Call Center Management Featured Article
Call Center Management Tips for Training Agents
What’s the most critical process in your contact center? Of course, your ultimate goal is to provide customer service excellence, but how do you achieve that? Monitoring and incentivizing your agents are both critical, but without thorough and ongoing training, they won’t be able to provide excellence to begin with. With training, not only can you successfully onboard them through classroom guidance and simulations, but you can also continue their education, adding new skills and helping them stay up to date with call center best practices and your newest products and services. Training has another great benefit: it encourages agents to grow in their jobs, take on new skills and responsibility and even (ultimately) move up to supervisor and management positions.
Following are some best practices and tips for training call center agents.
Train agents on all media. Consider training agents on phones for part of the day, and other contact media such as email or chat for another part of the day.
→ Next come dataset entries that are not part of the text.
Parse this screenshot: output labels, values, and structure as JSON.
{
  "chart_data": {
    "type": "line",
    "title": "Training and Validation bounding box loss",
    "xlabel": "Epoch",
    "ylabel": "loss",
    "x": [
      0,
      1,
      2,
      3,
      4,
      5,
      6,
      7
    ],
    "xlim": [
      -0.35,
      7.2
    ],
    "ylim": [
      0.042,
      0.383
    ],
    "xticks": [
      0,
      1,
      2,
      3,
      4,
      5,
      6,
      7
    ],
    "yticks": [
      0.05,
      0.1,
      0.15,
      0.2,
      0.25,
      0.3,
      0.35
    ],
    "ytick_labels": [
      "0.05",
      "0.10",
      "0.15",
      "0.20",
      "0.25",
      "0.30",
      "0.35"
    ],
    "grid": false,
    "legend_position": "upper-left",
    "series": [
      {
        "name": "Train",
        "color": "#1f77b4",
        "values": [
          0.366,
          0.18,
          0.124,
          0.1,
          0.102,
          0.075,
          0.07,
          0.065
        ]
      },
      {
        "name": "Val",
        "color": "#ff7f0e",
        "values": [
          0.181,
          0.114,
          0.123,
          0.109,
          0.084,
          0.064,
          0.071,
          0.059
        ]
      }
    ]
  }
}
Without variance, training will become boring and repetitive and agents will turn out. The extra bonus is that when training’s over, you’ll have agents who can work on different media.
Vary classroom and practical training. Most people’s attention span for classroom training wanes after too long, so limit the classroom sessions and intersperse them with practical, hands-on training such as simulations.
Have agents role-play. Assign one agent to the part of a customer and another to the part of an agent. This way, not only will agents get practice, but they may develop some empathy for what customers are experiencing.
Celebrate good results. Everyone needs encouragement during training. Use a rewards system to induce trainee agents to try a little harder, and recognize when they’re doing good work. Be sure to give them actionable feedback on their performance.
Train them on difficult calls. Every one of your newbie agents will eventually run into a very difficult call with a customer who is angry, emotional, inappropriate or just plain odd. Teach agents how to deescalate difficult calls, and what steps they can take if callers become abusive or overly emotional.
Monitor and coach their first live calls. When you do finally let agents loose on real customers, do it with a manager listening to the call. Many call monitoring solutions allow managers to “whisper coach” agents through first calls or difficult calls.
Be sure to explain the concepts simply. Not everyone has spent a lot of time in the call center. Practices that may seem routine to veterans may be perplexing to new agents, so be sure you’re defining your terms and basic concepts. Consider creating a “help” or “how to” page on your internal network where agents can look up answers or even help each other.